Fu Manchu: Defining The 70’s Hard Rock Driving Styles
King of the Road follows the same repertoire that many other bands from the ’70s followed. Much like “Highway Star” by Deep Purple, all of Fu Manchu’s music incorporates some fast driven riff mixed with lyrics about super vans, skateboarding, and muscle cars. It presents the perfect epitome for the garage loving, car driving skate freaks. The album is a throwback to a time that we wish we could have. Larger freedoms and more money meant cooler vans.
What Is This Album About?
Well to start off “Boogie Van” is about what you’d expect. A 70’s Ford Supervan modded out with all Fixin’s. From the shag rug to the ceiling windows, to the waterbed and V8 engine, this song knows what its target audience is and it’s probably you too. Unlike the 60’s style of music where everything was soft and psychedelic, the Boogie Van was a harsher younger brother. Where Joe Cocker and Jefferson Airplane would play out of the sound system of a VW Bus owner, you’d more likely hear the harsh and abrasive riffage of guitar greats like Jimmy Page of Led Zeppelin or even the heavy, fuzzy moods of Tony Iommi of Black Sabbath.
Every song on the album portrays some essence of fast rocking, fast driving super van culture.

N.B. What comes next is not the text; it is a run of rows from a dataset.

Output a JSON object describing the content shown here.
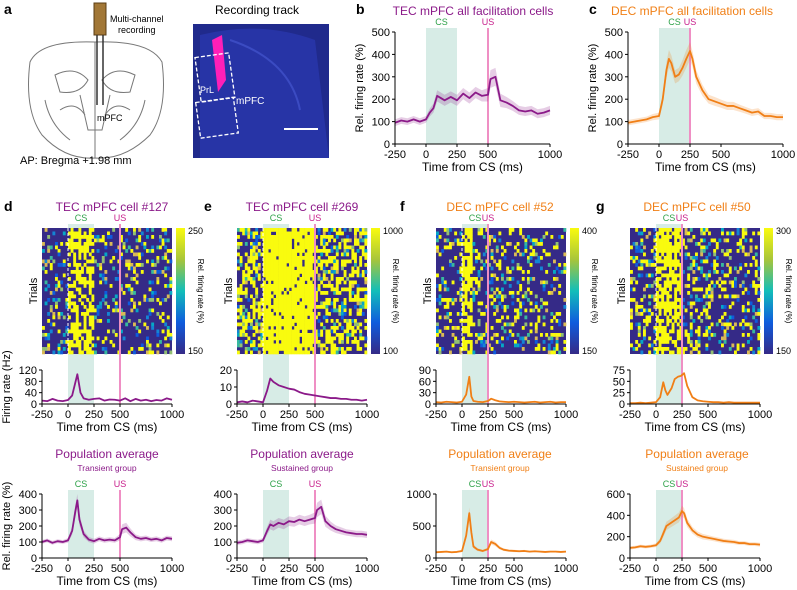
{
  "colors": {
    "tec": "#8b1a89",
    "dec": "#f07f16",
    "cs_shade": "#d7ece6",
    "us_line": "#ef8fc4",
    "cs_text": "#2fa24a",
    "us_text": "#c8208c"
  },
  "panel_a": {
    "letter": "a",
    "schematic_label": "Multi-channel\nrecording",
    "region_label": "mPFC",
    "ap_label": "AP: Bregma +1.98 mm",
    "track_title": "Recording track",
    "track_region": "mPFC",
    "track_sub": "PrL"
  },
  "chart_data": [
    {
      "id": "b",
      "type": "line",
      "letter": "b",
      "title": "TEC mPFC all facilitation cells",
      "color": "tec",
      "xlabel": "Time from CS (ms)",
      "ylabel": "Rel. firing rate (%)",
      "xlim": [
        -250,
        1000
      ],
      "xticks": [
        -250,
        0,
        250,
        500,
        1000
      ],
      "ylim": [
        0,
        500
      ],
      "yticks": [
        0,
        100,
        200,
        300,
        400,
        500
      ],
      "cs": [
        0,
        250
      ],
      "us": 500,
      "cs_label": "CS",
      "us_label": "US",
      "x": [
        -250,
        -200,
        -150,
        -100,
        -50,
        0,
        30,
        60,
        90,
        120,
        150,
        200,
        250,
        300,
        350,
        400,
        450,
        500,
        520,
        560,
        600,
        650,
        700,
        750,
        800,
        850,
        900,
        950,
        1000
      ],
      "y": [
        95,
        105,
        100,
        110,
        100,
        110,
        140,
        160,
        215,
        205,
        195,
        210,
        195,
        225,
        205,
        230,
        215,
        220,
        290,
        300,
        195,
        185,
        170,
        150,
        145,
        150,
        135,
        140,
        150
      ],
      "err": [
        15,
        15,
        15,
        15,
        15,
        15,
        18,
        20,
        25,
        25,
        25,
        25,
        25,
        25,
        25,
        25,
        25,
        30,
        40,
        40,
        30,
        25,
        22,
        20,
        20,
        20,
        20,
        20,
        20
      ]
    },
    {
      "id": "c",
      "type": "line",
      "letter": "c",
      "title": "DEC mPFC all facilitation cells",
      "color": "dec",
      "xlabel": "Time from CS (ms)",
      "ylabel": "Rel. firing rate (%)",
      "xlim": [
        -250,
        1000
      ],
      "xticks": [
        -250,
        0,
        250,
        500,
        1000
      ],
      "ylim": [
        0,
        500
      ],
      "yticks": [
        0,
        100,
        200,
        300,
        400,
        500
      ],
      "cs": [
        0,
        250
      ],
      "us": 250,
      "cs_label": "CS",
      "us_label": "US",
      "x": [
        -250,
        -200,
        -150,
        -100,
        -50,
        0,
        30,
        60,
        80,
        100,
        130,
        160,
        190,
        220,
        250,
        270,
        300,
        350,
        400,
        450,
        500,
        550,
        600,
        650,
        700,
        750,
        800,
        850,
        900,
        950,
        1000
      ],
      "y": [
        95,
        100,
        105,
        110,
        120,
        125,
        200,
        330,
        380,
        360,
        300,
        310,
        340,
        380,
        415,
        380,
        300,
        240,
        200,
        190,
        180,
        170,
        170,
        160,
        150,
        140,
        145,
        125,
        125,
        120,
        120
      ],
      "err": [
        12,
        12,
        12,
        12,
        14,
        15,
        25,
        35,
        40,
        35,
        30,
        30,
        35,
        40,
        40,
        35,
        30,
        25,
        20,
        20,
        18,
        18,
        18,
        16,
        15,
        15,
        15,
        14,
        14,
        14,
        14
      ]
    },
    {
      "id": "d_fr",
      "type": "line",
      "letter": "d",
      "title": "TEC mPFC cell #127",
      "color": "tec",
      "xlabel": "Time from CS (ms)",
      "ylabel": "Firing rate (Hz)",
      "xlim": [
        -250,
        1000
      ],
      "xticks": [
        -250,
        0,
        250,
        500,
        1000
      ],
      "ylim": [
        0,
        120
      ],
      "yticks": [
        0,
        40,
        80,
        120
      ],
      "cs": [
        0,
        250
      ],
      "us": 500,
      "cs_label": "CS",
      "us_label": "US",
      "heatmap_colorbar": [
        150,
        250
      ],
      "heatmap_label": "Rel. firing rate (%)",
      "trials_label": "Trials",
      "x": [
        -250,
        -200,
        -150,
        -100,
        -50,
        0,
        40,
        70,
        90,
        120,
        150,
        200,
        250,
        300,
        350,
        400,
        450,
        500,
        550,
        600,
        650,
        700,
        750,
        800,
        850,
        900,
        950,
        1000
      ],
      "y": [
        12,
        10,
        18,
        12,
        10,
        14,
        30,
        75,
        105,
        40,
        20,
        15,
        18,
        20,
        12,
        16,
        15,
        12,
        20,
        10,
        18,
        12,
        15,
        10,
        14,
        12,
        20,
        15
      ]
    },
    {
      "id": "e_fr",
      "type": "line",
      "letter": "e",
      "title": "TEC mPFC cell #269",
      "color": "tec",
      "xlabel": "Time from CS (ms)",
      "ylabel": "",
      "xlim": [
        -250,
        1000
      ],
      "xticks": [
        -250,
        0,
        250,
        500,
        1000
      ],
      "ylim": [
        0,
        20
      ],
      "yticks": [
        0,
        10,
        20
      ],
      "cs": [
        0,
        250
      ],
      "us": 500,
      "cs_label": "CS",
      "us_label": "US",
      "heatmap_colorbar": [
        100,
        1000
      ],
      "heatmap_label": "Rel. firing rate (%)",
      "trials_label": "Trials",
      "x": [
        -250,
        -200,
        -150,
        -100,
        -50,
        0,
        40,
        70,
        100,
        150,
        200,
        250,
        300,
        350,
        400,
        450,
        500,
        550,
        600,
        650,
        700,
        750,
        800,
        850,
        900,
        950,
        1000
      ],
      "y": [
        1,
        1.5,
        1,
        2,
        1.5,
        1,
        8,
        15,
        13,
        11,
        10,
        9,
        8.5,
        7,
        6,
        5.5,
        5,
        4.5,
        4,
        3.5,
        3.5,
        3,
        3,
        2.5,
        2.5,
        2,
        2.5
      ]
    },
    {
      "id": "f_fr",
      "type": "line",
      "letter": "f",
      "title": "DEC mPFC cell #52",
      "color": "dec",
      "xlabel": "Time from CS (ms)",
      "ylabel": "",
      "xlim": [
        -250,
        1000
      ],
      "xticks": [
        -250,
        0,
        250,
        500,
        1000
      ],
      "ylim": [
        0,
        90
      ],
      "yticks": [
        0,
        30,
        60,
        90
      ],
      "cs": [
        0,
        250
      ],
      "us": 250,
      "cs_label": "CS",
      "us_label": "US",
      "heatmap_colorbar": [
        150,
        400
      ],
      "heatmap_label": "Rel. firing rate (%)",
      "trials_label": "Trials",
      "x": [
        -250,
        -200,
        -150,
        -100,
        -50,
        0,
        40,
        70,
        90,
        110,
        150,
        200,
        250,
        280,
        320,
        360,
        400,
        450,
        500,
        550,
        600,
        650,
        700,
        750,
        800,
        850,
        900,
        950,
        1000
      ],
      "y": [
        5,
        4,
        6,
        5,
        4,
        6,
        25,
        72,
        20,
        8,
        6,
        5,
        8,
        14,
        10,
        7,
        6,
        5,
        6,
        5,
        4,
        5,
        6,
        4,
        5,
        6,
        4,
        5,
        5
      ]
    },
    {
      "id": "g_fr",
      "type": "line",
      "letter": "g",
      "title": "DEC mPFC cell #50",
      "color": "dec",
      "xlabel": "Time from CS (ms)",
      "ylabel": "",
      "xlim": [
        -250,
        1000
      ],
      "xticks": [
        -250,
        0,
        250,
        500,
        1000
      ],
      "ylim": [
        0,
        75
      ],
      "yticks": [
        0,
        25,
        50,
        75
      ],
      "cs": [
        0,
        250
      ],
      "us": 250,
      "cs_label": "CS",
      "us_label": "US",
      "heatmap_colorbar": [
        150,
        300
      ],
      "heatmap_label": "Rel. firing rate (%)",
      "trials_label": "Trials",
      "x": [
        -250,
        -200,
        -150,
        -100,
        -50,
        0,
        40,
        70,
        90,
        110,
        150,
        180,
        210,
        240,
        270,
        300,
        350,
        400,
        450,
        500,
        550,
        600,
        650,
        700,
        750,
        800,
        850,
        900,
        950,
        1000
      ],
      "y": [
        2,
        2,
        3,
        2,
        3,
        4,
        15,
        48,
        30,
        20,
        35,
        55,
        60,
        62,
        68,
        40,
        15,
        8,
        6,
        5,
        4,
        4,
        3,
        4,
        3,
        3,
        3,
        3,
        3,
        3
      ]
    },
    {
      "id": "d_pop",
      "type": "line",
      "title": "Population average",
      "subtitle": "Transient group",
      "color": "tec",
      "xlabel": "Time from CS (ms)",
      "ylabel": "Rel. firing rate (%)",
      "xlim": [
        -250,
        1000
      ],
      "xticks": [
        -250,
        0,
        250,
        500,
        1000
      ],
      "ylim": [
        0,
        400
      ],
      "yticks": [
        0,
        100,
        200,
        300,
        400
      ],
      "cs": [
        0,
        250
      ],
      "us": 500,
      "cs_label": "CS",
      "us_label": "US",
      "x": [
        -250,
        -200,
        -150,
        -100,
        -50,
        0,
        40,
        70,
        90,
        110,
        150,
        200,
        250,
        300,
        350,
        400,
        450,
        500,
        520,
        560,
        600,
        650,
        700,
        750,
        800,
        850,
        900,
        950,
        1000
      ],
      "y": [
        100,
        110,
        95,
        105,
        100,
        110,
        170,
        290,
        360,
        240,
        150,
        115,
        105,
        120,
        110,
        115,
        110,
        130,
        180,
        190,
        160,
        130,
        120,
        125,
        115,
        120,
        110,
        125,
        120
      ],
      "err": [
        12,
        12,
        12,
        12,
        12,
        14,
        25,
        40,
        45,
        35,
        22,
        16,
        15,
        15,
        15,
        15,
        15,
        20,
        30,
        30,
        25,
        18,
        16,
        16,
        15,
        15,
        15,
        15,
        15
      ]
    },
    {
      "id": "e_pop",
      "type": "line",
      "title": "Population average",
      "subtitle": "Sustained group",
      "color": "tec",
      "xlabel": "Time from CS (ms)",
      "ylabel": "",
      "xlim": [
        -250,
        1000
      ],
      "xticks": [
        -250,
        0,
        250,
        500,
        1000
      ],
      "ylim": [
        0,
        400
      ],
      "yticks": [
        0,
        100,
        200,
        300,
        400
      ],
      "cs": [
        0,
        250
      ],
      "us": 500,
      "cs_label": "CS",
      "us_label": "US",
      "x": [
        -250,
        -200,
        -150,
        -100,
        -50,
        0,
        40,
        70,
        100,
        150,
        200,
        250,
        300,
        350,
        400,
        450,
        500,
        520,
        560,
        600,
        650,
        700,
        750,
        800,
        850,
        900,
        950,
        1000
      ],
      "y": [
        95,
        100,
        110,
        105,
        100,
        110,
        170,
        210,
        200,
        220,
        210,
        230,
        225,
        240,
        230,
        240,
        250,
        300,
        320,
        230,
        200,
        180,
        170,
        160,
        155,
        150,
        150,
        145
      ],
      "err": [
        14,
        14,
        14,
        14,
        14,
        15,
        25,
        30,
        30,
        30,
        30,
        30,
        30,
        30,
        30,
        30,
        35,
        45,
        45,
        35,
        28,
        24,
        22,
        20,
        20,
        20,
        20,
        20
      ]
    },
    {
      "id": "f_pop",
      "type": "line",
      "title": "Population average",
      "subtitle": "Transient group",
      "color": "dec",
      "xlabel": "Time from CS (ms)",
      "ylabel": "",
      "xlim": [
        -250,
        1000
      ],
      "xticks": [
        -250,
        0,
        250,
        500,
        1000
      ],
      "ylim": [
        0,
        1000
      ],
      "yticks": [
        0,
        500,
        1000
      ],
      "cs": [
        0,
        250
      ],
      "us": 250,
      "cs_label": "CS",
      "us_label": "US",
      "x": [
        -250,
        -200,
        -150,
        -100,
        -50,
        0,
        40,
        70,
        90,
        110,
        150,
        200,
        250,
        280,
        320,
        360,
        400,
        450,
        500,
        550,
        600,
        650,
        700,
        750,
        800,
        850,
        900,
        950,
        1000
      ],
      "y": [
        90,
        95,
        100,
        90,
        95,
        110,
        350,
        700,
        400,
        180,
        130,
        110,
        140,
        250,
        220,
        160,
        130,
        115,
        110,
        105,
        110,
        100,
        105,
        100,
        95,
        100,
        100,
        95,
        100
      ],
      "err": [
        15,
        15,
        15,
        15,
        15,
        18,
        50,
        90,
        60,
        30,
        22,
        18,
        25,
        40,
        35,
        25,
        20,
        18,
        18,
        16,
        16,
        15,
        15,
        15,
        15,
        15,
        15,
        15,
        15
      ]
    },
    {
      "id": "g_pop",
      "type": "line",
      "title": "Population average",
      "subtitle": "Sustained group",
      "color": "dec",
      "xlabel": "Time from CS (ms)",
      "ylabel": "",
      "xlim": [
        -250,
        1000
      ],
      "xticks": [
        -250,
        0,
        250,
        500,
        1000
      ],
      "ylim": [
        0,
        600
      ],
      "yticks": [
        0,
        200,
        400,
        600
      ],
      "cs": [
        0,
        250
      ],
      "us": 250,
      "cs_label": "CS",
      "us_label": "US",
      "x": [
        -250,
        -200,
        -150,
        -100,
        -50,
        0,
        40,
        70,
        100,
        130,
        160,
        190,
        220,
        250,
        270,
        300,
        350,
        400,
        450,
        500,
        550,
        600,
        650,
        700,
        750,
        800,
        850,
        900,
        950,
        1000
      ],
      "y": [
        95,
        100,
        110,
        105,
        110,
        120,
        160,
        230,
        300,
        320,
        340,
        360,
        380,
        440,
        420,
        330,
        260,
        220,
        200,
        190,
        180,
        170,
        160,
        155,
        150,
        140,
        140,
        130,
        130,
        125
      ],
      "err": [
        15,
        15,
        15,
        15,
        15,
        18,
        25,
        35,
        40,
        40,
        42,
        44,
        46,
        50,
        48,
        40,
        32,
        28,
        26,
        24,
        22,
        22,
        20,
        20,
        20,
        18,
        18,
        18,
        18,
        18
      ]
    }
  ]
}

Each riff pumped out the force of a big block V8 chugging through gas like its nothing. Burning rubber and smoke-outs galore as this album pushes the sound barrier through an 11-track power rush through time.
Why Fu Manchu Is A Staple In Driving Culture
Like the movie “Dazed and Confused” Fu Manchu is a 90’s band that took on the role of revitalizing 70’s culture. They aren’t so much as a remembrance of the ’70s as they are the 90’s interpretation of what the ’70s were like. The riffs are updated, and the guitars are wailing. From here, they set the bar for all those looking to rock out with their turbo-charged super vans.